Il mondo dell’amore non vuole mostri: la recensione di Bones and All da Venezia 79

Il mondo dell’amore non vuole mostri: la recensione di Bones and All da Venezia 79

Di Lorenzo Pedrazzi

L’amore è consunzione. Persino nei casi più felici, resta comunque un sentimento che scava a fondo nella carne, e il desiderio di assimilarla dentro di sé (ovviamente non in senso letterale: “Ti mangerei per quanto ti amo” diceva KW a Max in Where the Wild Things Are) è un istinto comune. Se si parla di amore romantico, poi, non c’è da stupirsi che l’erotismo ponga spesso la bocca al centro dell’azione: nei morsi e nei baci c’è tutta la voracità consumatrice degli amanti, che si assaggiano a vicenda e misurano la consistenza dei rispettivi corpi. Non a caso, in inglese si usa il verbo mangiare (“to eat”) anche per il sesso orale.

Bones and All di Luca Guadagnino lavora proprio sull’associazione tra amore e cannibalismo, mettendo in relazione l’antropofagia con una potente – per quanto spaventosa – brama sensuale. Tratto dall’omonimo romanzo di Camille DeAngelis, il film vede Taylor Russell nel ruolo di Maren, diciottenne che vive con il padre in una cittadina della Virginia. Fin da piccola, Maren combatte con una propensione al cannibalismo ereditata dalla madre, che la porta ad aggredire il prossimo per cibarsene.
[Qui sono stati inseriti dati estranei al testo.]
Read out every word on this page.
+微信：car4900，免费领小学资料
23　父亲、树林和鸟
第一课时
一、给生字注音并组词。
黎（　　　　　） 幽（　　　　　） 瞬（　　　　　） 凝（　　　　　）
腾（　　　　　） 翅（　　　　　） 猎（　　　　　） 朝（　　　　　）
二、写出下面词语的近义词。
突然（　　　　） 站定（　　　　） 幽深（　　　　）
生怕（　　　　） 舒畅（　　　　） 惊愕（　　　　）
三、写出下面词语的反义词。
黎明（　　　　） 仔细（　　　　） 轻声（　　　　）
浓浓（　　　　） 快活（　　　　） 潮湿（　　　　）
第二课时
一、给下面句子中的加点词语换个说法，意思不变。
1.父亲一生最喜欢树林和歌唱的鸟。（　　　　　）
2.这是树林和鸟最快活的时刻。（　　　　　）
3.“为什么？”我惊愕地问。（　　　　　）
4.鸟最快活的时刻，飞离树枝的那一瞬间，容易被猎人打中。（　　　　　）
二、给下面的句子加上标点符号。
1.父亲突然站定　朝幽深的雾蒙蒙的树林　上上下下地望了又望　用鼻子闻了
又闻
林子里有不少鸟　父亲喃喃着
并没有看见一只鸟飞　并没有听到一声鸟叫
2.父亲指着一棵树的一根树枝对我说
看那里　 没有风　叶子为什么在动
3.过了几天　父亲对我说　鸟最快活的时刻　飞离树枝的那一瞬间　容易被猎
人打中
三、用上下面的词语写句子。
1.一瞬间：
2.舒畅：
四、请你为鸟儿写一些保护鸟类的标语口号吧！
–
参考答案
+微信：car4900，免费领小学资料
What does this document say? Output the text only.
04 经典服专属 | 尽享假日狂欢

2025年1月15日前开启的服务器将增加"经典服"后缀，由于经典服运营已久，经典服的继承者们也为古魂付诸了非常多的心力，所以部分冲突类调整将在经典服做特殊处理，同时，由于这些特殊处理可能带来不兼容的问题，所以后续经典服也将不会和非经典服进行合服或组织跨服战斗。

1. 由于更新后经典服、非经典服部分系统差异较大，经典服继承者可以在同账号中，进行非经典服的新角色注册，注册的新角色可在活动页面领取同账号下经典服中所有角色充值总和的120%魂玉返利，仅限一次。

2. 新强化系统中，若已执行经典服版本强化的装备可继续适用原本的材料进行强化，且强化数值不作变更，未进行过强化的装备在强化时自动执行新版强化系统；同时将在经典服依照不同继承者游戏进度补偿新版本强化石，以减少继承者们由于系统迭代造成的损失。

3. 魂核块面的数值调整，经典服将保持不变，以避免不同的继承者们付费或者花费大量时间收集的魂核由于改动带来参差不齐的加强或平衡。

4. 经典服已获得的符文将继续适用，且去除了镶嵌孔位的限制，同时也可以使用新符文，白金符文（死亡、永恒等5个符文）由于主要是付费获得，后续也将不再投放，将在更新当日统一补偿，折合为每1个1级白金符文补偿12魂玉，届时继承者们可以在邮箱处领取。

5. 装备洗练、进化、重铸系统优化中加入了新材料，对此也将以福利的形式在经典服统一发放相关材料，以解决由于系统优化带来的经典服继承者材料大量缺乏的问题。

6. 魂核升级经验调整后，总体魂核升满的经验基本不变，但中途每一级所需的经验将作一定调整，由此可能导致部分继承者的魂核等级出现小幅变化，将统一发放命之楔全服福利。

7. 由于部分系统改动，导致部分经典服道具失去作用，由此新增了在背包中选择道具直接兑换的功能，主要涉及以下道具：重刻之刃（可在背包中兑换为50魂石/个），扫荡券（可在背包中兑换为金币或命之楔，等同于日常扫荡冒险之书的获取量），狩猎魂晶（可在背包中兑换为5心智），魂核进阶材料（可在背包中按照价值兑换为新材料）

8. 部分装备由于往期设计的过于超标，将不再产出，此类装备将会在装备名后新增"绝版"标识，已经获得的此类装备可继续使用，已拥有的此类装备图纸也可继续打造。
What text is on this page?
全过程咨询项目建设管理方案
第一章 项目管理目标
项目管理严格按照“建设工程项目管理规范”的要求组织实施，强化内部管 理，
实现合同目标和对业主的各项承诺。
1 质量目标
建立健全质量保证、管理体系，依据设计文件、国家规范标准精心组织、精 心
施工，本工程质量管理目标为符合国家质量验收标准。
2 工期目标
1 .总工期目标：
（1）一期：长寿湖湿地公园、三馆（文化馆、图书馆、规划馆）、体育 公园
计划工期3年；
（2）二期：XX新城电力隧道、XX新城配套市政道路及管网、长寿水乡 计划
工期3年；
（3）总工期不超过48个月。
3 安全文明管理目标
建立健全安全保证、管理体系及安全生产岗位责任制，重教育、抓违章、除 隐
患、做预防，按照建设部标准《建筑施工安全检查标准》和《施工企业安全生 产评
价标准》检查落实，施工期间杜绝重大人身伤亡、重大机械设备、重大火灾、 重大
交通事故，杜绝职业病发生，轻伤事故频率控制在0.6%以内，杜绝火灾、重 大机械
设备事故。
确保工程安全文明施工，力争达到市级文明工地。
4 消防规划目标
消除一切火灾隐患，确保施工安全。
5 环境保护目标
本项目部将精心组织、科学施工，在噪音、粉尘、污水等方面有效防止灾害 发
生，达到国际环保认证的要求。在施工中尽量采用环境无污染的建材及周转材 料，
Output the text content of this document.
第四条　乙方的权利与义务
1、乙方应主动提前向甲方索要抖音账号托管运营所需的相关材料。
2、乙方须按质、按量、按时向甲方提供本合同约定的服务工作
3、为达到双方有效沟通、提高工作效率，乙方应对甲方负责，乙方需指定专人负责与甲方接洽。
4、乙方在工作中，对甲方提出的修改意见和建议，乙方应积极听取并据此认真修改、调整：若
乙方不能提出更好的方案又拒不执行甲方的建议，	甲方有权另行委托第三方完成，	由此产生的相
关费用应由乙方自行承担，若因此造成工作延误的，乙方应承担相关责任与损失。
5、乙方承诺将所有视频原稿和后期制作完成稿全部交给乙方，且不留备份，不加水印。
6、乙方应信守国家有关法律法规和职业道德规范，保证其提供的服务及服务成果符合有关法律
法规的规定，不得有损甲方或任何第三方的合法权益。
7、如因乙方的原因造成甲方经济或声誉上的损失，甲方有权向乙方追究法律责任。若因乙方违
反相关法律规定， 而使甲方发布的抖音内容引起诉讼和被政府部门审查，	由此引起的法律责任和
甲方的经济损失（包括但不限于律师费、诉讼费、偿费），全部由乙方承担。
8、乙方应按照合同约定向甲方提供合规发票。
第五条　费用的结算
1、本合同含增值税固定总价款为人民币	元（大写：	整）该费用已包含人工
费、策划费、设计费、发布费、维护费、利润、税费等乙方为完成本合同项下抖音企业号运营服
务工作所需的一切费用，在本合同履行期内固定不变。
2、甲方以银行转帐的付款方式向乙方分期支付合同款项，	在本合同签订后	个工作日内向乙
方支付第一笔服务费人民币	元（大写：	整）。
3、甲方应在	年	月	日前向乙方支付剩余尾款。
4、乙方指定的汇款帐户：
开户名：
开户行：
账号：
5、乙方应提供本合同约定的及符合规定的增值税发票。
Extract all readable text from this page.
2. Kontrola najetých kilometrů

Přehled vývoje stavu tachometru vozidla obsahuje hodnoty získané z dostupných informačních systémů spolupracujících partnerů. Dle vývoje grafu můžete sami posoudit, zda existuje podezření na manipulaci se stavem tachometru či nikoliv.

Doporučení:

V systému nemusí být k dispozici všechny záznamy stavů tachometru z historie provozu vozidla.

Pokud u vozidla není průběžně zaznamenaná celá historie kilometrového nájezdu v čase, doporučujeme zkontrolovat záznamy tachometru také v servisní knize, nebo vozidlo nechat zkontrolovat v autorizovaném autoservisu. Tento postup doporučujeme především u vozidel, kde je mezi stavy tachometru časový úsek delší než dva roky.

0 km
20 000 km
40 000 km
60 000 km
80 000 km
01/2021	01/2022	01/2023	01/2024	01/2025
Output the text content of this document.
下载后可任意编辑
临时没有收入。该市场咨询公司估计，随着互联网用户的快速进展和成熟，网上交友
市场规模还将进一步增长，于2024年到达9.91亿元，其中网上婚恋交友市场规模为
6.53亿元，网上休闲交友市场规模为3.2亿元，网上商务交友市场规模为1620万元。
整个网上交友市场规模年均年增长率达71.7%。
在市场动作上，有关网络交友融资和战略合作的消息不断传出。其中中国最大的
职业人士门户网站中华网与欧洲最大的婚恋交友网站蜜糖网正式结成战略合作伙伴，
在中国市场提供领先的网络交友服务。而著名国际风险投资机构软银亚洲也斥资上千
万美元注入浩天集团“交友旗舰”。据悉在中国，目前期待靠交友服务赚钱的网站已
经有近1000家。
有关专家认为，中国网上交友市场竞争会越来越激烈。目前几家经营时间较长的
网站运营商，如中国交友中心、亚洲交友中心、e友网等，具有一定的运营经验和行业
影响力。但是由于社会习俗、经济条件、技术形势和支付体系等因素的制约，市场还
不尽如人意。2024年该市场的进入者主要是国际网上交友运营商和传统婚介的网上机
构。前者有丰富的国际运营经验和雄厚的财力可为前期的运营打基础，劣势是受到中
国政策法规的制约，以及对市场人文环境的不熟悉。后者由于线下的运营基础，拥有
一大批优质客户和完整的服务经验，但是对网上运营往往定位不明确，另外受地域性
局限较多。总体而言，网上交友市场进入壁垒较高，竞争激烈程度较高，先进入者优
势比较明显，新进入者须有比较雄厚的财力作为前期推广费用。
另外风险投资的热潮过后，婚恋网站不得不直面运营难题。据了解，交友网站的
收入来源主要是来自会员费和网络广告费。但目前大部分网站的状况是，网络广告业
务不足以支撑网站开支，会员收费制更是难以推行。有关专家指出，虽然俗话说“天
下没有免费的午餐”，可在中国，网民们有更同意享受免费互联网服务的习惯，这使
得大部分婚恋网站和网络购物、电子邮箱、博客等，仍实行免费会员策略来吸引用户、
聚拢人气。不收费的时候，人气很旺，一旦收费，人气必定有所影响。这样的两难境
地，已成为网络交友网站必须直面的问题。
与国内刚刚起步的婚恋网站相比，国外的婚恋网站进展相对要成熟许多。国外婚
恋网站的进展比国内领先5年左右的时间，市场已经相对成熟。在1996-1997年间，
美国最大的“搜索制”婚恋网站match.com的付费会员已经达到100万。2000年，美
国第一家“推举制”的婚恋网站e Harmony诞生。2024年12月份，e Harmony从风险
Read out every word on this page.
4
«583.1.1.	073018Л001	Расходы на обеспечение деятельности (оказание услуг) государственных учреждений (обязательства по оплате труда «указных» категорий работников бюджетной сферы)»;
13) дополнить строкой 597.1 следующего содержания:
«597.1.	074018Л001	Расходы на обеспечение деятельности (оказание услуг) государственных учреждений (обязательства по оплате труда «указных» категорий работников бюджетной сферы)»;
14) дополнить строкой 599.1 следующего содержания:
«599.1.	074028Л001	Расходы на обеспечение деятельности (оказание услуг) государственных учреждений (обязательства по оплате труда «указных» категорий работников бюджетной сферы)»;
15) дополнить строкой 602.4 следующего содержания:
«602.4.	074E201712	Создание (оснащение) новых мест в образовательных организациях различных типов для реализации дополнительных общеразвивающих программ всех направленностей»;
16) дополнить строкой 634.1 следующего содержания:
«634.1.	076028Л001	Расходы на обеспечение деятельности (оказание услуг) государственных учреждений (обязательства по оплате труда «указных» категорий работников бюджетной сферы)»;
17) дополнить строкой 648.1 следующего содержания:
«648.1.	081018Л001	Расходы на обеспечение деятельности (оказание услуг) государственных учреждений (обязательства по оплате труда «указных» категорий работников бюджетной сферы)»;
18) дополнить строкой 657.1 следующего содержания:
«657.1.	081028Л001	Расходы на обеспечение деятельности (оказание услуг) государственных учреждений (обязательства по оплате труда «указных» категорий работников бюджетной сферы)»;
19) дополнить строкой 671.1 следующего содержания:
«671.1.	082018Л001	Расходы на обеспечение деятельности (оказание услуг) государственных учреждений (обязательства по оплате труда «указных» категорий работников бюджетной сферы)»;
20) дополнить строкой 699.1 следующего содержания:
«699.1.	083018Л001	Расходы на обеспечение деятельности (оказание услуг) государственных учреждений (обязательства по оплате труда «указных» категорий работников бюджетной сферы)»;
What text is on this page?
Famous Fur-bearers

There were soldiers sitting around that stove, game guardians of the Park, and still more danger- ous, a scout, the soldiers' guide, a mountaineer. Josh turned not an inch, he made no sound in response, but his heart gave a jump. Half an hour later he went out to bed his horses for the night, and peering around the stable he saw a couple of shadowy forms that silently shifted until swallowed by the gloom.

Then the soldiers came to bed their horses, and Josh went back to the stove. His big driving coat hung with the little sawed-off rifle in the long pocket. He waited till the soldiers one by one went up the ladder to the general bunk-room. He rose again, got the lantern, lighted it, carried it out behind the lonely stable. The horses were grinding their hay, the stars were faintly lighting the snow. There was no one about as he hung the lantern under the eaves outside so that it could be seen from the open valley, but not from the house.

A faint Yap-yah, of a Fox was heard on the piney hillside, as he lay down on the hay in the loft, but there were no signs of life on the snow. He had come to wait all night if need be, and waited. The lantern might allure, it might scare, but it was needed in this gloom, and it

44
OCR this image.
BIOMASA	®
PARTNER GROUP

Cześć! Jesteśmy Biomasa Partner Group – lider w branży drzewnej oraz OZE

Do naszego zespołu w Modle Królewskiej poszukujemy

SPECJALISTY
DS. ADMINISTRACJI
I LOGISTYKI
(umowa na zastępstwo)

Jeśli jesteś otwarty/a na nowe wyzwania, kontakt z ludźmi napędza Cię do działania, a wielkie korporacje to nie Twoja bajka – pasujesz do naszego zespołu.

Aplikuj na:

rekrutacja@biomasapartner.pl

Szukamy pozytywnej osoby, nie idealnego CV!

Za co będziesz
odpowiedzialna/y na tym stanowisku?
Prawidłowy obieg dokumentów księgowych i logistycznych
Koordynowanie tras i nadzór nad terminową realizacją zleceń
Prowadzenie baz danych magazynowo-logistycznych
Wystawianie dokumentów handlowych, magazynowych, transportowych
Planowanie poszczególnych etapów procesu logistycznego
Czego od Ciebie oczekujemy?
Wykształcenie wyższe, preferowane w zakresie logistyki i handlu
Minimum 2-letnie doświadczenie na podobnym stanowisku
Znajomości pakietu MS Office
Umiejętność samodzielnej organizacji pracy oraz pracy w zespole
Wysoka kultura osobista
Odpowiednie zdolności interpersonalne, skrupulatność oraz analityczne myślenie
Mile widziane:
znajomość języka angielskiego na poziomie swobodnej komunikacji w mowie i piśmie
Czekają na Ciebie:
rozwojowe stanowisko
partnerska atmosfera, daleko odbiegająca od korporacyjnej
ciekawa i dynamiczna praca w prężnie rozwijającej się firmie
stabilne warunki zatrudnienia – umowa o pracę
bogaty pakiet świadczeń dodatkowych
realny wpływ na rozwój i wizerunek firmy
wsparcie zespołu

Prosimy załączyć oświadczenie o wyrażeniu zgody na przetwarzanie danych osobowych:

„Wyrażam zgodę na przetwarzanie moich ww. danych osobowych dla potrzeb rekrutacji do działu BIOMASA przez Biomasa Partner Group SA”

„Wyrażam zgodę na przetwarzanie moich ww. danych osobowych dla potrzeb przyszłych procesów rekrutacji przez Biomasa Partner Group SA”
L’ennesimo episodio di questo tipo la spinge a partire per cercarla, e sulla strada incontra altre persone come lei, capaci di riconoscersi dall’odore. Fra di loro c’è Lee (Timothée Chalamet), un ragazzo che si sposta senza meta per soddisfare lo stesso desiderio, ma tende ad aggredire solo i prepotenti. I due cominciano quindi a viaggiare insieme, entrando progressivamente l’uno sotto la pelle dell’altra.

Non è la prima volta che Guadagnino racconta le zone d’ombra dell’adolescenza, ma stavolta dà loro corpo attraverso il genere horror, per quanto Bones and All resti prevalentemente un road movie, un racconto di formazione e una storia d’amore. È anche il primo film americano di Guadagnino, e il Midwest gli permette di immergere i protagonisti in paesaggi sconfinati che ne esaltano l’isolamento, lo status di diseredati. Maren e Lee sono due emarginati che si ritrovano l’una nell’altro, al di là della violenza inevitabilmente connessa alla loro natura. Torna in mente una celebre frase di Rilke: “L’amore consiste in questo, che due solitudini si proteggono a vicenda, si toccano, si salutano”. È proprio ciò che accade ai protagonisti, ma il film non dà mai l’impressione di romanticizzare l’orrore. Al contrario, denuda la purezza di due adolescenti che vogliono riconoscersi nei rispettivi bisogni, e il viaggio diventa sinonimo di crescita, soprattutto per Maren.

A sorprendere, però, è anche la fluidità con cui Guadagnino passa da un registro all’altro. L’orrore guizza in alcune scene disturbanti, spesso senza alcun preavviso, come nella magistrale sequenza in cui Maren ci mostra per la prima volta i suoi istinti. La peculiarità è che gli antropofagi formano qui una sorta di microcosmo segreto, e ognuno di essi ha le proprie regole e modus operandi: esemplare il personaggio di Sully, concentrato di tic e sfumature verbali che valorizzano il talento di Mark Rylance. Attorno a lui e agli altri personaggi, il regista costruisce un ambiente che sembra vivere anche senza di loro: le inquadrature si spostano sugli oggetti che li circondano, vagano per le stanze alla ricerca di testimoni silenziosi, oppure raccordano sull’asse per svelare un dettaglio importante.

Tutto contribuisce a rimarcare l’isolamento dei due protagonisti, non soltanto sociale ma anche generazionale, poiché Maren e Lee si confrontano con genitori assenti o apertamente ostili. «Il mondo dell’amore non vuole mostri» dice la madre, per sottolineare l’estraneità fra amore e orrore: nell’universo dei rapporti sani non c’è posto per gente come loro. In risposta, Maren e Lee creano un proprio universo personale dove sperano di essere felici, in modo non così diverso da qualunque altra coppia. Nel loro caso, però, amarsi significa davvero compenetrarsi, consumarsi, (ri)vivere l’uno dentro l’altra. Fino all’osso, Bones and all.